Birleşmiş Milletler (BM) bünyesindeki Kodeks Alimentarius’a uyum için bu yıl Şubat ayında yoğurt tebliğini değiştiren Tarım ve Köyişleri Bakanlığı, sektörden ve tüketicilerden gelen itirazlar üzerine, şimdi, ”Geleneksel Türk Yoğurdu”nun karakteristik özelliklerini belirleyip, patentini almak amacıyla yaptığı çalışmalara devam ediyor.
Patent tescil ettirildikten sonra Kodeks Alimentarius Komisyonu‘na başvuruda bulunulup, ya mevcut uluslararası kodeks standardının değiştirilmesi veya uluslararası kodeks standardına Geleneksel Türk Yoğurdu‘nun tanımı ve farklılıklarını içeren bir tanımın konulması yönünde girişimlerde bulunulacak.
Ancak, sektör temsilcileri ”Geleneksel Türk Yoğurdu” tanımlamasına da karşı çıkıyor. Firma yetkilileri, ”yoğurdun zaten Türk ürünü olduğunu, (yoğurt=Türk) algılamasının bulunduğunu belirterek, (geleneksel Türk yoğurdu) yönünde bir tanımın kabul edilmesi halinde, başka ülkelerin de kendi adlarına yoğurt tanımı geliştirip tescil ettirebileceğini, o zaman yoğurdun artık Türk adıyla anılmayacağını” öne sürüyor. Yetkililer, Yunanistan’ın ”Yunan yoğurdu” adı altında yoğurt sattığını, beyaz peyniri kendi adına tescil ettirdiğini, o zaman söz gelimi, Osmanlı coğrafyasındaki, yoğurdu bilen tüketen her bir ülkenin kendi ülkesinin adıyla yoğurt üretebileceğini ifade ediyor.
YOĞURT İÇİN PATENT ALINACAK
Tarım ve Köyişleri Bakanlığı’nın hazırladığı, 3 Eylül 2001 tarihli Resmi Gazete’de yayımlanan Fermente Süt Ürünleri Tebliği’nde, yoğurttaki protein oranı en az yüzde 4 ve yağsız kuru madde içeriği en az yüzde 12 olarak belirlenmişti. BM bünyesinde bulunan uluslararası nitelikte gıda standartlarını yayımlayan Kodeks Alimentarius Komisyonu’nun, söz konusu tebliğin yayımlandığı tarihte fermente süt ürünlerine ilişkin bir standardı bulunmuyordu.
Bakanlıktan konuyla ilgili yapılan değerlendirmede,”yoğurdun Türklere özgü bir ürün” olduğu vurgulanırken koyun ve manda sütü ağırlıklı yapılan Türk yoğurtlarının, Anadolu’nun farklı bölgelerinde üretilen değişik tat ve özelliklerdeki yoğurtların ve geleneksel yoğurdun tanım dışı kalmaması için çalışmaların başlatıldığı kaydedildi.
Değerlendirmeye göre, kodeks çalışması ile yoğurdun karakteristik ayrıcalıkları belirlendikten ve patenti tescil ettirildikten sonra, Kodeks Alimentarius Komisyonu’na başvuruda bulunulup, ya mevcut Uluslararası Kodeks Standardı’nın değiştirilmesi veya Uluslararası Kodeks Standardı’na ”Geleneksel Türk Yoğurdu”nun tanımı ve farklılıklarını içeren bir tanımın konulması konusunda girişimlerde bulunulacak.
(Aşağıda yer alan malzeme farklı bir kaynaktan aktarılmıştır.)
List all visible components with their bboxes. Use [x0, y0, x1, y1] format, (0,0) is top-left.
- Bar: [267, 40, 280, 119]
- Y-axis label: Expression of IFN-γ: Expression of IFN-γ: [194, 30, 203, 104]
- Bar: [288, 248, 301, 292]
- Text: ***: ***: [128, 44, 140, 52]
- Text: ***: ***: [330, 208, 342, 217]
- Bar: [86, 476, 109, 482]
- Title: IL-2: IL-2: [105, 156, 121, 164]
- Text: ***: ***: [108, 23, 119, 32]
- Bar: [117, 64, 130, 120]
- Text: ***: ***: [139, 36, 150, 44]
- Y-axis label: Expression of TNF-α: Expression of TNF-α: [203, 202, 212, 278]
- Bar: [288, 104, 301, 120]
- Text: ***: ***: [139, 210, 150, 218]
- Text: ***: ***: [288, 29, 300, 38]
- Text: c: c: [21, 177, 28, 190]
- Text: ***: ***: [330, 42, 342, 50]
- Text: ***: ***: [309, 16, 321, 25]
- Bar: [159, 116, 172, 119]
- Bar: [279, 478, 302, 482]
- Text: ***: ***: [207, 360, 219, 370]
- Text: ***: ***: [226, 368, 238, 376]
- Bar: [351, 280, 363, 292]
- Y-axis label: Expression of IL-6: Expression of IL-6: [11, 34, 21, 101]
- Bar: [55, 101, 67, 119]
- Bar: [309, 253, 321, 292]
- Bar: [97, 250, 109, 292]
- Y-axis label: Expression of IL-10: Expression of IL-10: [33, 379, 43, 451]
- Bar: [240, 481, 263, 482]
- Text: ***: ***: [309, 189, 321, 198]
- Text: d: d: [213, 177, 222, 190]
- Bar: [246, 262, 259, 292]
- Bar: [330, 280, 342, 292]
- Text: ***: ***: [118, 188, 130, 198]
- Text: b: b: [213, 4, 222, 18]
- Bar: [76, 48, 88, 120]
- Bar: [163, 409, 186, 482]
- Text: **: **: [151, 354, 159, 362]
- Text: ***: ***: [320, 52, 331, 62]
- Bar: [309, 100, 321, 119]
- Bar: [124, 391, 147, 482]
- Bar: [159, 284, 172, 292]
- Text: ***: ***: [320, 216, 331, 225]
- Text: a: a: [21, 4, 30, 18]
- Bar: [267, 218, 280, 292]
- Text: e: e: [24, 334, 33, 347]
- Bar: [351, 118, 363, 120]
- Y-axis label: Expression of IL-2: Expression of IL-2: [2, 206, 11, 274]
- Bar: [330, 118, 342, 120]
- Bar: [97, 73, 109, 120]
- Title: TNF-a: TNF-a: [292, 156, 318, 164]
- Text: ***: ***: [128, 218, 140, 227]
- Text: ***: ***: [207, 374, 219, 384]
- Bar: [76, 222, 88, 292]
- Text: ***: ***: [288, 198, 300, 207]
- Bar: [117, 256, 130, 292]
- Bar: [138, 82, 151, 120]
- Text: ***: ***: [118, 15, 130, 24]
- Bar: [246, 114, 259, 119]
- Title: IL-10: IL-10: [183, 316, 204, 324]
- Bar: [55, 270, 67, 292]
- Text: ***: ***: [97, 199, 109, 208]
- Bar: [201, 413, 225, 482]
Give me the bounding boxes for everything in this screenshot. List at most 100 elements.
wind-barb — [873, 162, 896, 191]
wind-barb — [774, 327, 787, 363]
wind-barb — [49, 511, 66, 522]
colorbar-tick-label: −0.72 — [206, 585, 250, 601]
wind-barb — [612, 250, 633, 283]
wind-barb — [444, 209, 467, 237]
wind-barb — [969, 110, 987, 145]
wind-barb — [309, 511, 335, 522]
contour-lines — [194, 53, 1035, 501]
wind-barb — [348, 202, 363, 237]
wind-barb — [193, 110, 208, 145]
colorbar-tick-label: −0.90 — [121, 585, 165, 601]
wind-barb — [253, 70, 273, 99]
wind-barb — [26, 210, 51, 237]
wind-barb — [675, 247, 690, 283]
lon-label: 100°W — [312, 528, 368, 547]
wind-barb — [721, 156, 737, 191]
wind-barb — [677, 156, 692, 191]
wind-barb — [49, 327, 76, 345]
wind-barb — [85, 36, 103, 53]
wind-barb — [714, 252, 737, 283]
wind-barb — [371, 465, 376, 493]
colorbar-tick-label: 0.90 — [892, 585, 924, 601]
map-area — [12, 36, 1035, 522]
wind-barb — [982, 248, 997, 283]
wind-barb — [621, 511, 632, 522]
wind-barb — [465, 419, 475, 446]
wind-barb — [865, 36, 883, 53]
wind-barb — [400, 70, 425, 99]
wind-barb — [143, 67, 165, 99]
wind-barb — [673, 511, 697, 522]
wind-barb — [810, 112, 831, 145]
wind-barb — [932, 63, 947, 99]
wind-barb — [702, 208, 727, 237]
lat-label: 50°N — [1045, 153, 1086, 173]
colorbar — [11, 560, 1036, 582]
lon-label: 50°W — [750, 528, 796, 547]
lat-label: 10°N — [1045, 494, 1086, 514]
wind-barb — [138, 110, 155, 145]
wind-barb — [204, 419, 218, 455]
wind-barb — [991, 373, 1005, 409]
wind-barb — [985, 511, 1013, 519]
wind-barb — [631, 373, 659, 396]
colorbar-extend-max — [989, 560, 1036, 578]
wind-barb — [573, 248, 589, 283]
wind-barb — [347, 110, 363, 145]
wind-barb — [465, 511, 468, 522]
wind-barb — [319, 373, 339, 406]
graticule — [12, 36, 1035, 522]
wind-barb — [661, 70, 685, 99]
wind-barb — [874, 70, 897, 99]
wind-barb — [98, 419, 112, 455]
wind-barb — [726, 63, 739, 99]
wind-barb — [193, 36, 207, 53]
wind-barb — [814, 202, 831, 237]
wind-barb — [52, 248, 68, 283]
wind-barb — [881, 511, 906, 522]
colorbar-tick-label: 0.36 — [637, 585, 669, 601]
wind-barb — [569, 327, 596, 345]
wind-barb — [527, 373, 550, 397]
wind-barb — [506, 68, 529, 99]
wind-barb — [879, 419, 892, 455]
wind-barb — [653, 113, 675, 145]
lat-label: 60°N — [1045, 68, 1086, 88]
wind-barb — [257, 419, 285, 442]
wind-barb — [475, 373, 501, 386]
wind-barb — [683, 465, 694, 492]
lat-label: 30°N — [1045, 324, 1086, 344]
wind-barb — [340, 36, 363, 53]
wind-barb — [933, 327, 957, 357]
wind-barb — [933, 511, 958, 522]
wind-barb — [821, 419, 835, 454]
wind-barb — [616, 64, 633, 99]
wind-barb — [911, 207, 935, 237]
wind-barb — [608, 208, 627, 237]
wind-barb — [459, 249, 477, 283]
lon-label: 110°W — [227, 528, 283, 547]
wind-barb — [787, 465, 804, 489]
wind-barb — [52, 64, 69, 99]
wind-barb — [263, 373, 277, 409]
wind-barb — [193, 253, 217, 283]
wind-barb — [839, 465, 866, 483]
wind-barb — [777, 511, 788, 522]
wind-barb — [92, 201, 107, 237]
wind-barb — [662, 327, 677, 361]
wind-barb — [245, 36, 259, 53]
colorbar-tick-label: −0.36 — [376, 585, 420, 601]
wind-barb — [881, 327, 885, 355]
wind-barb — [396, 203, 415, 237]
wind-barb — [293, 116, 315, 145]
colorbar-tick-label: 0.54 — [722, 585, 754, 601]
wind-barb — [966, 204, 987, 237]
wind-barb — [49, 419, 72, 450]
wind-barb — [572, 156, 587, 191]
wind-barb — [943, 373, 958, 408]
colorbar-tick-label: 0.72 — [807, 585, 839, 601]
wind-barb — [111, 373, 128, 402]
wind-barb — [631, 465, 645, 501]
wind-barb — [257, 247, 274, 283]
Ayrıca ”kış yoğurdu”, ”süzme yoğurt” gibi geleneksel diğer yoğurt tiplerinin de özellikleri ve standardı, sadece yoğurda ilişkin yeni oluşacak tebliğ ile belirlenmeye çalışılacak ve patenti alınıp Kodeks Alimentarius Komisyonu’na başvurulacak.
Edinilen bilgiye göre, yoğurt tebliğinin hazırlanması için oluşturulan alt ihtisas komisyonu, şimdiye kadar 4 toplantı yaptı. Bu hafta da toplanacak olan komisyonun üzerinde yaptığı çalışmada, yoğurttaki protein oranının yüzde 4’de, asgari katı madde oranının da yüzde 12’ye çıkarıldığı öğrenildi. Komisyon, Silivri yoğurdu, kaymaklı yoğurt, homojen yoğurt ve karışım yoğurt tanımları üzerinde çalışıyor.